23 yaşındaki trans kadın Hande Kader, iki yıl önce yakılarak öldürülmüştü. Geçen süre zarfında soruşturmada ciddi bir adım atılmadı.
Cumhuriyet gazetesinden Seyhan Avşar'ın haberine göre, şiddet görüp tecavüze uğradıktan sonra vahşice katledilip yakılan ve cesedi Zekeriyaköy’de yol kenarına bırakılan 23 yaşındaki trans kadın Hande Kader cinayetinin üzerinden 740 gün geçti. Ancak İstanbul Cumhuriyet Başsavcılığı tarafından başlatılan soruşturmada henüz bir gelişme yok. Soruşturma savcısı Kader’in yakın arkadaşlarının ifadelerine başvurdu. Şişli civarındaki MOBESE kameraları incelendi. Ayrıca Kader’in cesedinin bulunduğu yerdeki baz istasyonu kayıtlarını talep etti. Ancak üzerinden geçen 740 güne rağmen henüz bir iddianame hazırlanmaması, diğer trans cinayetlerinde olduğu gibi bu dosyanın da faili meçhul dosyalar arasına girmesi korkusu yarattı.
Tanınmaz hâldeydi
Hande Kader, 2015 yılında Taksim’de düzenlenen Onur Yürüyüşü’nde polisin eylemcilere karşı tazyikli su, plastik mermi ve biber gazı ile müdahale ettiği sırada, TOMA’nın karşısına oturarak polis şiddetine karşı direndiği anlarla hafızalara kazındı. Bu direnişinden tam bir yıl sonra 6 Ağustos’ta Hande Kader’in kayıp olduğu ve kendisinden haber alınamadığı öğrenildi. Kader’in cansız bedeni ise 13 Ağustos günü Zekeriyaköy’de yol kenarında bulundu. Kader’in tanınmaz hâlde olan cesedi arkadaşı tarafından teşhis edildi. İstanbul Cumhuriyet Başsavcılığı cinayetle ilgili soruşturma başlattı. Ancak üzerinden geçen 740 güne rağmen bir adım öteye gidilemedi.
Kendi hâlindeydi...
İnsan hakları savunucusu, trans kadın Deniz Tunç, Hande Kader’in kimseye zararı olmayan, kendi hâlinde, arkadaşları ile eğlenmeyi seven, sakin bir insan olduğunu söyledi. Kader ile bir dönem aynı apartmanda oturduklarını aktaran Tunç, “Hande ile samimiyetimiz o dönem arttı. Aynı binada, üç dairede yaşayan trans kadınlardık. Her gün birimizde toplanırdık. Kahvaltımızı, akşam yemeğimizi birlikte yerdik” dedi.

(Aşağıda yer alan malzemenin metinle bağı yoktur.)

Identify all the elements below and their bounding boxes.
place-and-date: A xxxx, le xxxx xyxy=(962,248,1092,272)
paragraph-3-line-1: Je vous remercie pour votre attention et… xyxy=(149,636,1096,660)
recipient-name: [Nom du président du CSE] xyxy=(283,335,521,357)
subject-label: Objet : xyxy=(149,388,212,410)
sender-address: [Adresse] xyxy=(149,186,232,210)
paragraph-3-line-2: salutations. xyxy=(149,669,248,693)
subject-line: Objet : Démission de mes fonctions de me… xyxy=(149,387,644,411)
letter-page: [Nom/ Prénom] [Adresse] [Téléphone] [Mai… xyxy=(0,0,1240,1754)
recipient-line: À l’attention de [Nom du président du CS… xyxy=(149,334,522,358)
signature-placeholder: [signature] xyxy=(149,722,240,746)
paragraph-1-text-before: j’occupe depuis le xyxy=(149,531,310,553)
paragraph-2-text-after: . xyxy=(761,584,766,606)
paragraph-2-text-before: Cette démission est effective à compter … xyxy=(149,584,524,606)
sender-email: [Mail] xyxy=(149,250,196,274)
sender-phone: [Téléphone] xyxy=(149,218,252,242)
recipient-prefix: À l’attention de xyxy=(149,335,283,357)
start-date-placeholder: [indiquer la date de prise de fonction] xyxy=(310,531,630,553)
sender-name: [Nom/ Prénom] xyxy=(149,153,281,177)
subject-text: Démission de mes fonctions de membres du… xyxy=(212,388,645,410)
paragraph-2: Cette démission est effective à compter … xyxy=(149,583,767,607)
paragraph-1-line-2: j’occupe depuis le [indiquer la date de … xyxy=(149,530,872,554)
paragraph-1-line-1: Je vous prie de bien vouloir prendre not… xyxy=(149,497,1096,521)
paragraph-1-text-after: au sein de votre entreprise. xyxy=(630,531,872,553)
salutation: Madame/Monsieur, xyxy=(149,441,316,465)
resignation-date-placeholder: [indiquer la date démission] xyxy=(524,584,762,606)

Tunç, Kader cinayetinin üzerinden geçen uzun süreye rağmen henüz aydınlatılamamasıyla ilgili olarak ise şu ifadeleri kullandı:
“Soruşturma ve kovuşturma evresi erk, egemen zihniyet eliyle yürütüldüğü için failler ya bulunmuyor. Bulunan failler ise çok küçük cezalarla ödüllendiriliyorlar. Hande’nin katledilmesinin üzerinden iki yıl geçti ama dosyada en ufak bir aydınlanma yok. Ne yazık ki transların, kadınların ve çocukların katil ya da tecavüzcülerini bulmak yargının öncelikli amacı değil. Tek isteğimiz soruşturma savcısının konuyu vicdani olarak ele alması ve peşini bırakmaması.”